Mackenzie’s videos, and others like it, have opened much discussion on social media about productivity at university. For the majority of university students, with the exception of more practical courses, university offers a unique situation in which the majority of our time is ours to utilise how we desire. Many of us will not have this flexibility once our university days are behind us. While this can be daunting, it also presents us with an opportunity to really understand how we work most effectively. Of course, ‘effectively’ here means not cramming as much work into one day as possible but setting ourselves realistic goals and having a balance between work and social time. Every brain is different, and everyone works slightly differently. Whether you work best in the mornings, or perhaps later at night, as long as you are maintaining a healthy relationship to university work, and foregrounding balance, then in my books this is a productive day.
We need to learn not to compare ourselves to the glamorised portrayals of productivity that we see on social media. After all, comparison is the thief of joy (though this is often easier said than done).

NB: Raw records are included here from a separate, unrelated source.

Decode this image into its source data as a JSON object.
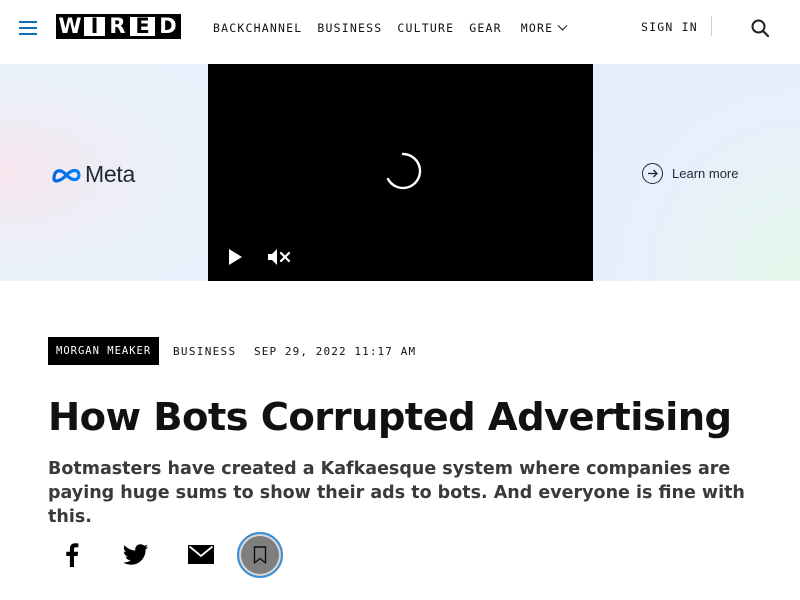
{
  "header": {
    "logo_letters": [
      "W",
      "I",
      "R",
      "E",
      "D"
    ],
    "nav": {
      "items": [
        "BACKCHANNEL",
        "BUSINESS",
        "CULTURE",
        "GEAR"
      ],
      "more_label": "MORE"
    },
    "signin_label": "SIGN IN",
    "brand_color": "#0b6fb8"
  },
  "ad": {
    "advertiser": "Meta",
    "cta_label": "Learn more"
  },
  "article": {
    "author": "MORGAN MEAKER",
    "category": "BUSINESS",
    "date": "SEP 29, 2022 11:17 AM",
    "headline": "How Bots Corrupted Advertising",
    "dek": "Botmasters have created a Kafkaesque system where companies are paying huge sums to show their ads to bots. And everyone is fine with this."
  },
  "share": {
    "icons": [
      "facebook-icon",
      "twitter-icon",
      "email-icon",
      "bookmark-icon"
    ]
  }
}
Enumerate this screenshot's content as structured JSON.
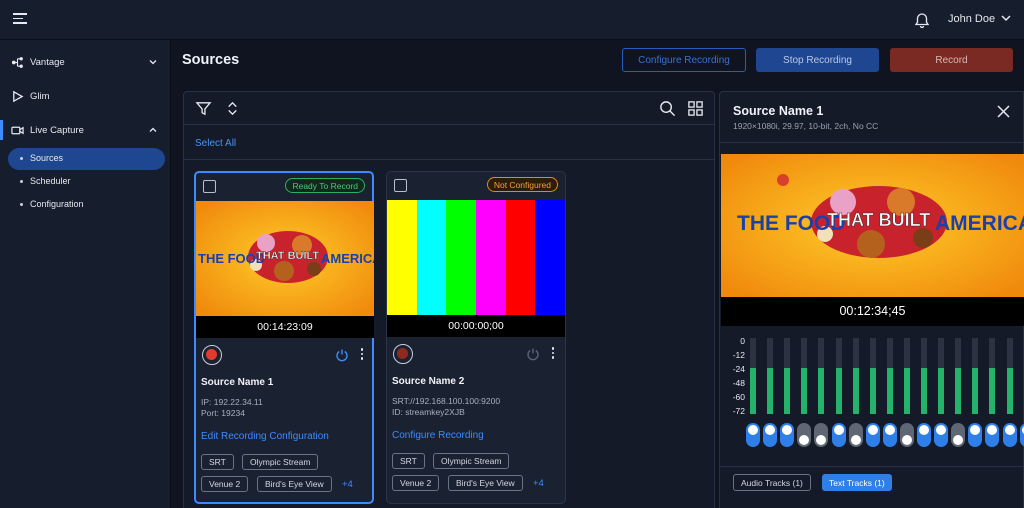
{
  "header": {
    "user_name": "John Doe"
  },
  "sidebar": {
    "items": [
      {
        "label": "Vantage"
      },
      {
        "label": "Glim"
      },
      {
        "label": "Live Capture"
      }
    ],
    "subitems": [
      {
        "label": "Sources"
      },
      {
        "label": "Scheduler"
      },
      {
        "label": "Configuration"
      }
    ]
  },
  "page": {
    "title": "Sources",
    "configure_recording": "Configure Recording",
    "stop_recording": "Stop Recording",
    "record": "Record",
    "select_all": "Select All"
  },
  "cards": [
    {
      "status": "Ready To Record",
      "timecode": "00:14:23:09",
      "name": "Source Name 1",
      "meta1": "IP: 192.22.34.11",
      "meta2": "Port: 19234",
      "link": "Edit Recording Configuration",
      "tags": [
        "SRT",
        "Olympic Stream",
        "Venue 2",
        "Bird's Eye View"
      ],
      "more": "+4",
      "thumb_text": [
        "THE FOOD",
        "THAT BUILT",
        "AMERICA"
      ]
    },
    {
      "status": "Not Configured",
      "timecode": "00:00:00;00",
      "name": "Source Name 2",
      "meta1": "SRT://192.168.100.100:9200",
      "meta2": "ID: streamkey2XJB",
      "link": "Configure Recording",
      "tags": [
        "SRT",
        "Olympic Stream",
        "Venue 2",
        "Bird's Eye View"
      ],
      "more": "+4",
      "color_bars": [
        "#ffff00",
        "#00ffff",
        "#00ff00",
        "#ff00ff",
        "#ff0000",
        "#0000ff"
      ]
    }
  ],
  "detail": {
    "title": "Source Name 1",
    "subtitle": "1920×1080i, 29.97, 10-bit, 2ch, No CC",
    "timecode": "00:12:34;45",
    "thumb_text": [
      "THE FOOD",
      "THAT BUILT",
      "AMERICA"
    ],
    "db_scale": [
      "0",
      "-12",
      "-24",
      "-48",
      "-60",
      "-72"
    ],
    "meter_levels": [
      0.6,
      0.6,
      0.6,
      0.6,
      0.6,
      0.6,
      0.6,
      0.6,
      0.6,
      0.6,
      0.6,
      0.6,
      0.6,
      0.6,
      0.6,
      0.6,
      0.6
    ],
    "channel_toggles": [
      true,
      true,
      true,
      false,
      false,
      true,
      false,
      true,
      true,
      false,
      true,
      true,
      false,
      true,
      true,
      true,
      true
    ],
    "tabs": [
      "Audio Tracks (1)",
      "Text Tracks (1)"
    ],
    "active_tab": 1
  },
  "colors": {
    "accent": "#3d8bff",
    "ready": "#2fae63",
    "not_configured": "#e08a1a",
    "record": "#e23b2e",
    "meter": "#25b26a"
  }
}
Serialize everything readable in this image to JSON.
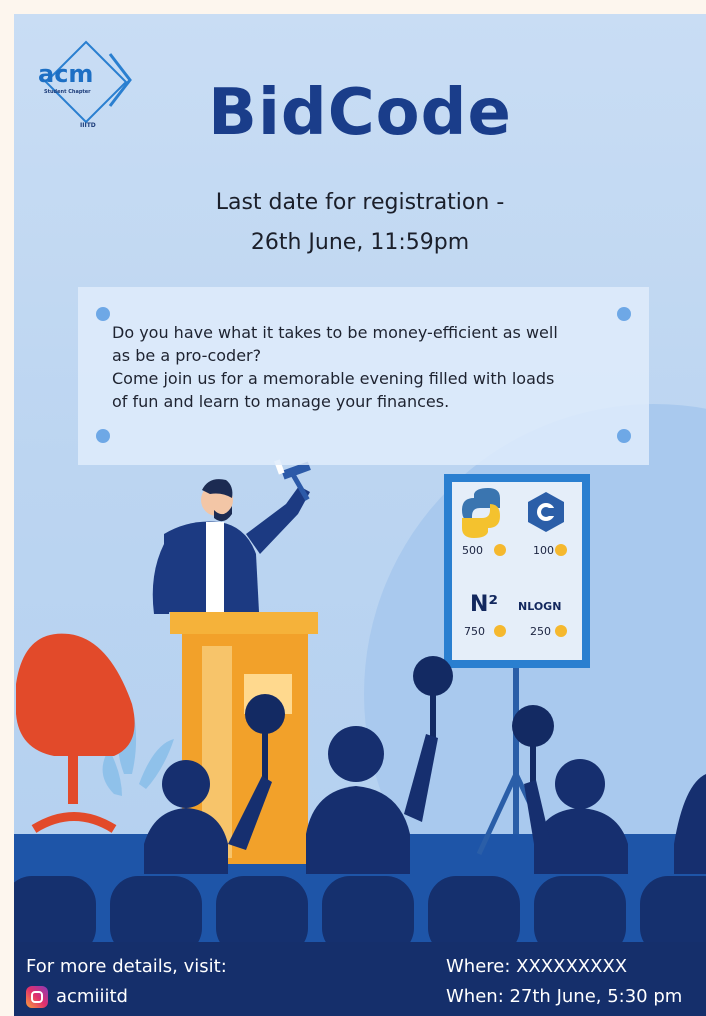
{
  "logo": {
    "name": "acm",
    "sub": "Student Chapter",
    "tag": "IIITD"
  },
  "title": "BidCode",
  "registration": {
    "line1": "Last date for registration -",
    "line2": "26th June, 11:59pm"
  },
  "description": {
    "line1": "Do you have what it takes to be money-efficient as well",
    "line2": "as be a pro-coder?",
    "line3": "Come join us for a memorable evening filled with loads",
    "line4": "of fun and learn to manage your finances."
  },
  "board": {
    "items": [
      {
        "label": "python",
        "price": "500"
      },
      {
        "label": "C++",
        "price": "100"
      },
      {
        "label": "N²",
        "price": "750"
      },
      {
        "label": "NLOGN",
        "price": "250"
      }
    ]
  },
  "footer": {
    "details": "For more details, visit:",
    "handle": "acmiiitd",
    "where": "Where: XXXXXXXXX",
    "when": "When: 27th June, 5:30 pm"
  },
  "colors": {
    "title": "#1a3d8a",
    "navy": "#15306e",
    "footer_bg": "#152f6b",
    "podium": "#f2a12a",
    "chair": "#e24a2a",
    "board_frame": "#2a7fd0",
    "coin": "#f5b82e"
  }
}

In the past few years, the concept of ‘that girl’, a young woman known for aesthetic workouts, intense yoga sessions and succeeding in her work or university life, has grown into a large-scale trend. #thatgirl has 19 billion views on TikTok. Its popularity is indicative of our obsession with self-improvement, yet the self-improvement and productivity that these videos present is often purely aesthetic and superficial. The very nature of the phrase ‘that girl’ smacks of comparison and the idolisation of other people’s perceived success. If two and a half years at university with a tendency to compare myself to others has taught me anything, it is that true self-improvement and productivity often comes from looking internally, rather than externally. This way, you come to understand where your strengths lie and what makes you most productive.
Growing up, I was always taught to ‘sharpen the saw’, as Stephen Covey advises in his book The 7 Habits of Highly Successful People, and it has stuck with me to this day. Covey argues that we can only optimise our performance by maintaining a balance of enrichment in physical, mental, social, emotional, and spiritual ways. Indeed, a lumberjack cannot keep sawing wood with a dull saw. It needs to be taken to one side and sharpened.
The human body and mind are no different. They cannot work to their full potential without rest and relaxation. Coming to understand this is one of the many vital lessons that university can teach us.